Brokers, levies push up food prices to the roof
President’s advisor on food security James Nyoro says fish brokerage is very high to an extend that imports are cheaper
The cost of basic food items has significantly gone up due to increased cess charges in the 47 counties and brokerage fees, a new report suggested yesterday.
The report by Kenya Market Trust indicated that consumers are bearing the heavy burden of cess on farm produce. The hardest hit produce include maize, vegetables, milk and fish.
According to Chris Shimba from the Kenya Market Trust, it costs Sh150 to put a plate of ugali and sukuma wiki on the table. About 37 per cent of this goes into transporting the produce from the farm to the table.

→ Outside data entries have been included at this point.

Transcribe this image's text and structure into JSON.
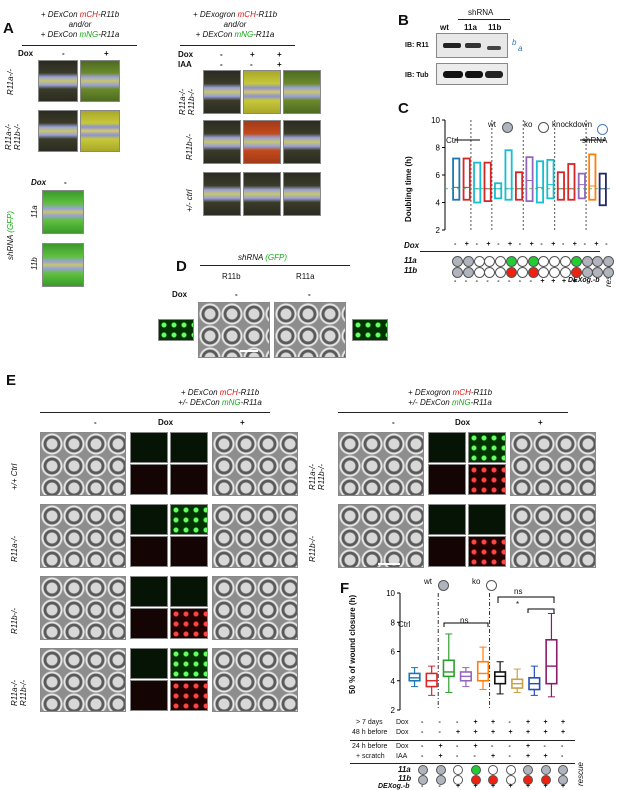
{
  "panel_labels": {
    "a": "A",
    "b": "B",
    "c": "C",
    "d": "D",
    "e": "E",
    "f": "F"
  },
  "panelA": {
    "left_header": {
      "pre": "+ DExCon ",
      "gene1": "mCH",
      "post1": "-R11b",
      "mid": "and/or",
      "pre2": "+ DExCon ",
      "gene2": "mNG",
      "post2": "-R11a"
    },
    "right_header": {
      "pre": "+ DExogron ",
      "gene1": "mCH",
      "post1": "-R11b",
      "mid": "and/or",
      "pre2": "+ DExCon ",
      "gene2": "mNG",
      "post2": "-R11a"
    },
    "dox_label": "Dox",
    "iaa_label": "IAA",
    "minus": "-",
    "plus": "+",
    "left_rows": [
      "R11a-/-",
      "R11a-/-\nR11b-/-"
    ],
    "right_rows": [
      "R11a-/-\nR11b-/-",
      "R11b-/-",
      "+/- ctrl"
    ],
    "shrna_label": "shRNA",
    "gfp_label": "(GFP)",
    "shrna_rows": [
      "11a",
      "11b"
    ]
  },
  "panelB": {
    "header": "shRNA",
    "lanes": [
      "wt",
      "11a",
      "11b"
    ],
    "blots": [
      "IB: R11",
      "IB: Tub"
    ],
    "bands": [
      "b",
      "a"
    ]
  },
  "panelC": {
    "legend": {
      "wt": "wt",
      "ko": "ko",
      "knockdown": "knockdown"
    },
    "ctrl": "Ctrl",
    "shrna": "shRNA",
    "ylabel": "Doubling time (h)",
    "yticks": [
      "2",
      "4",
      "6",
      "8",
      "10"
    ],
    "dox_row_label": "Dox",
    "row_labels": [
      "11a",
      "11b",
      "DEXog.-b"
    ],
    "rescue": "rescue"
  },
  "panelD": {
    "title_pre": "shRNA ",
    "title_gfp": "(GFP)",
    "cols": [
      "R11b",
      "R11a"
    ],
    "dox_label": "Dox",
    "dox_vals": [
      "-",
      "-"
    ]
  },
  "panelE": {
    "left_header": {
      "pre": "+ DExCon ",
      "gene1": "mCH",
      "post1": "-R11b",
      "pre2": "+/- DExCon ",
      "gene2": "mNG",
      "post2": "-R11a"
    },
    "right_header": {
      "pre": "+ DExogron ",
      "gene1": "mCH",
      "post1": "-R11b",
      "pre2": "+/- DExCon ",
      "gene2": "mNG",
      "post2": "-R11a"
    },
    "cond": [
      "-",
      "Dox",
      "+"
    ],
    "left_rows": [
      "+/+ Ctrl",
      "R11a-/-",
      "R11b-/-",
      "R11a-/-\nR11b-/-"
    ],
    "right_rows": [
      "R11a-/-\nR11b-/-",
      "R11b-/-"
    ]
  },
  "panelF": {
    "legend": {
      "wt": "wt",
      "ko": "ko"
    },
    "ctrl": "Ctrl",
    "ns1": "ns",
    "ns2": "ns",
    "star": "*",
    "ylabel": "50 % of wound closure (h)",
    "yticks": [
      "2",
      "4",
      "6",
      "8",
      "10"
    ],
    "row_labels": [
      "> 7 days",
      "48 h before",
      "24 h before",
      "+ scratch"
    ],
    "cond_labels": [
      "Dox",
      "Dox",
      "Dox",
      "IAA"
    ],
    "gene_rows": [
      "11a",
      "11b",
      "DEXog.-b"
    ],
    "rescue": "rescue"
  },
  "chart_data": [
    {
      "type": "box",
      "title": "",
      "ylabel": "Doubling time (h)",
      "ylim": [
        2,
        10
      ],
      "series": [
        {
          "low": 4.2,
          "median": 5.1,
          "high": 7.2
        },
        {
          "low": 4.2,
          "median": 5.1,
          "high": 7.2
        },
        {
          "low": 4.0,
          "median": 5.0,
          "high": 6.9
        },
        {
          "low": 4.1,
          "median": 5.0,
          "high": 6.9
        },
        {
          "low": 4.3,
          "median": 5.0,
          "high": 5.4
        },
        {
          "low": 4.2,
          "median": 5.0,
          "high": 7.8
        },
        {
          "low": 4.2,
          "median": 5.0,
          "high": 6.2
        },
        {
          "low": 4.1,
          "median": 5.6,
          "high": 7.3
        },
        {
          "low": 4.0,
          "median": 5.1,
          "high": 7.0
        },
        {
          "low": 4.3,
          "median": 5.3,
          "high": 7.1
        },
        {
          "low": 4.2,
          "median": 5.0,
          "high": 6.2
        },
        {
          "low": 4.2,
          "median": 5.0,
          "high": 6.8
        },
        {
          "low": 4.3,
          "median": 5.3,
          "high": 6.1
        },
        {
          "low": 4.2,
          "median": 5.2,
          "high": 7.5
        },
        {
          "low": 3.8,
          "median": 5.0,
          "high": 6.1
        }
      ]
    },
    {
      "type": "box",
      "title": "",
      "ylabel": "50 % of wound closure (h)",
      "ylim": [
        2,
        10
      ],
      "series": [
        {
          "min": 3.6,
          "q1": 4.0,
          "median": 4.2,
          "q3": 4.5,
          "max": 4.9
        },
        {
          "min": 3.0,
          "q1": 3.6,
          "median": 4.0,
          "q3": 4.5,
          "max": 5.0
        },
        {
          "min": 3.2,
          "q1": 4.3,
          "median": 4.6,
          "q3": 5.4,
          "max": 7.2
        },
        {
          "min": 3.6,
          "q1": 4.0,
          "median": 4.3,
          "q3": 4.6,
          "max": 4.9
        },
        {
          "min": 3.4,
          "q1": 4.0,
          "median": 4.5,
          "q3": 5.3,
          "max": 6.3
        },
        {
          "min": 3.1,
          "q1": 3.8,
          "median": 4.3,
          "q3": 4.6,
          "max": 5.3
        },
        {
          "min": 3.2,
          "q1": 3.5,
          "median": 3.8,
          "q3": 4.1,
          "max": 4.8
        },
        {
          "min": 3.0,
          "q1": 3.4,
          "median": 3.8,
          "q3": 4.2,
          "max": 5.0
        },
        {
          "min": 2.9,
          "q1": 3.8,
          "median": 5.0,
          "q3": 6.8,
          "max": 8.6
        }
      ]
    }
  ]
}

Simba put the total cost on consum- ers for a typical meal of ugali, sukuma wiki, beef, onions and tomatoes at Sh690. Out of this, he added, 34 per cent caters for transportation cost, while18 per cent of the cost goes into broker’s fee.

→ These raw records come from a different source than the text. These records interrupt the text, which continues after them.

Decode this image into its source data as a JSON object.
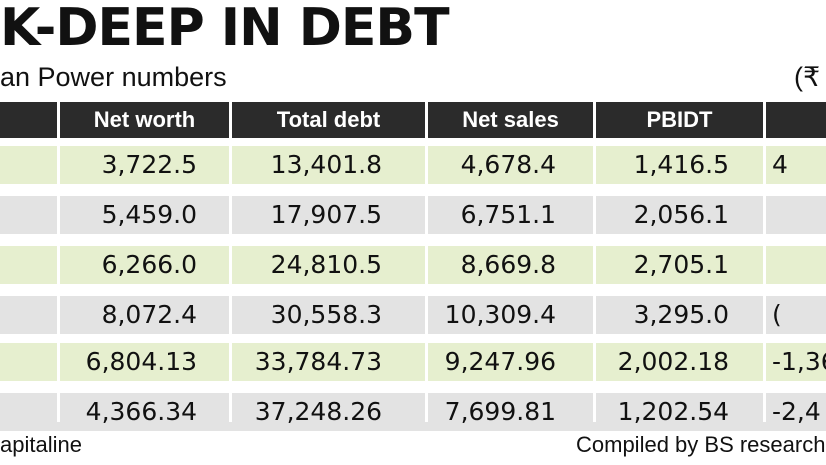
{
  "header": {
    "title": "K-DEEP IN DEBT",
    "subtitle": "an Power numbers",
    "unit": "(₹"
  },
  "footer": {
    "source": "apitaline",
    "credit": "Compiled by BS research"
  },
  "chart_data": {
    "type": "table",
    "columns": [
      "",
      "Net worth",
      "Total debt",
      "Net sales",
      "PBIDT",
      ""
    ],
    "rows": [
      [
        "3,722.5",
        "13,401.8",
        "4,678.4",
        "1,416.5",
        "4"
      ],
      [
        "5,459.0",
        "17,907.5",
        "6,751.1",
        "2,056.1",
        ""
      ],
      [
        "6,266.0",
        "24,810.5",
        "8,669.8",
        "2,705.1",
        ""
      ],
      [
        "8,072.4",
        "30,558.3",
        "10,309.4",
        "3,295.0",
        "("
      ],
      [
        "6,804.13",
        "33,784.73",
        "9,247.96",
        "2,002.18",
        "-1,36"
      ],
      [
        "4,366.34",
        "37,248.26",
        "7,699.81",
        "1,202.54",
        "-2,4"
      ]
    ],
    "row_shading": [
      "green",
      "grey",
      "green",
      "grey",
      "green",
      "grey"
    ]
  }
}
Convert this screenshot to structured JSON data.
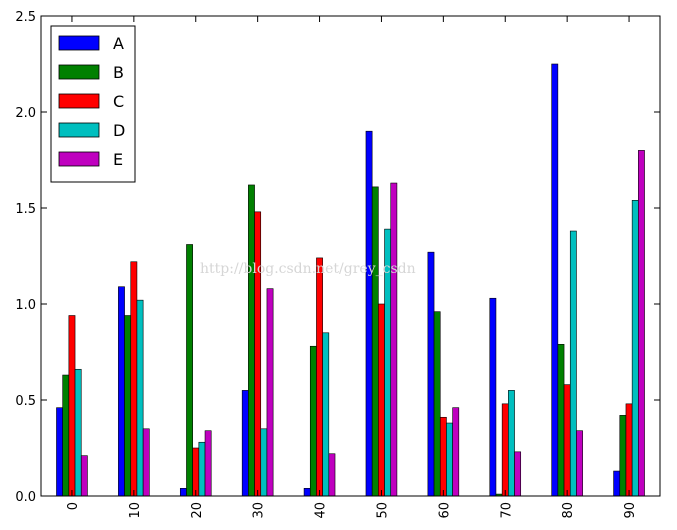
{
  "chart_data": {
    "type": "bar",
    "title": "",
    "xlabel": "",
    "ylabel": "",
    "ylim": [
      0,
      2.5
    ],
    "yticks": [
      "0.0",
      "0.5",
      "1.0",
      "1.5",
      "2.0",
      "2.5"
    ],
    "categories": [
      "0",
      "10",
      "20",
      "30",
      "40",
      "50",
      "60",
      "70",
      "80",
      "90"
    ],
    "series": [
      {
        "name": "A",
        "color": "#0000ff",
        "values": [
          0.46,
          1.09,
          0.04,
          0.55,
          0.04,
          1.9,
          1.27,
          1.03,
          2.25,
          0.13
        ]
      },
      {
        "name": "B",
        "color": "#008000",
        "values": [
          0.63,
          0.94,
          1.31,
          1.62,
          0.78,
          1.61,
          0.96,
          0.01,
          0.79,
          0.42
        ]
      },
      {
        "name": "C",
        "color": "#ff0000",
        "values": [
          0.94,
          1.22,
          0.25,
          1.48,
          1.24,
          1.0,
          0.41,
          0.48,
          0.58,
          0.48
        ]
      },
      {
        "name": "D",
        "color": "#00bfbf",
        "values": [
          0.66,
          1.02,
          0.28,
          0.35,
          0.85,
          1.39,
          0.38,
          0.55,
          1.38,
          1.54
        ]
      },
      {
        "name": "E",
        "color": "#bf00bf",
        "values": [
          0.21,
          0.35,
          0.34,
          1.08,
          0.22,
          1.63,
          0.46,
          0.23,
          0.34,
          1.8
        ]
      }
    ],
    "legend_position": "top-left",
    "grid": false
  },
  "watermark": "http://blog.csdn.net/grey_csdn"
}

He added that to have the same meal but with fish will cost the consumer Sh710, with 27 per cent which translates to about Sh150 being taken by brokers. The cess report released in Nairobi by KMT indicated that brokerage costs in fish marketing are higher at 52 per cent than transport costs at 26 per cent.
President Uhuru Kenyatta’s advisor on food security James Nyoro said fish brokerage in the country is very high to an extent that importing is cheaper.
The report also showed that brokerage and road blocks which both account for 16 per cent of the cost are great contributors to the high livestock distribution costs. Traportation of livestock accounts for 31 per cent, the report states.
“While transport is the highest contributor to milk distribution costs at 26 per cent, storage cost is quite high at 22 per cent of the total cost,” it adds.
While launching the report, Industry, Trade and Co-operatives CS Adan Mohamed said the ministry is working with the 47 counties to create an enabling environment to promote investment and productivity.
“Counties have introduced cess charges for products moving between counties and refused to accept permits issued by other counties,” Kenya Markets Trust chief executive Kamau Kuria said. “This has led to double taxation thus increased cost of transportation leading to high cost of products.”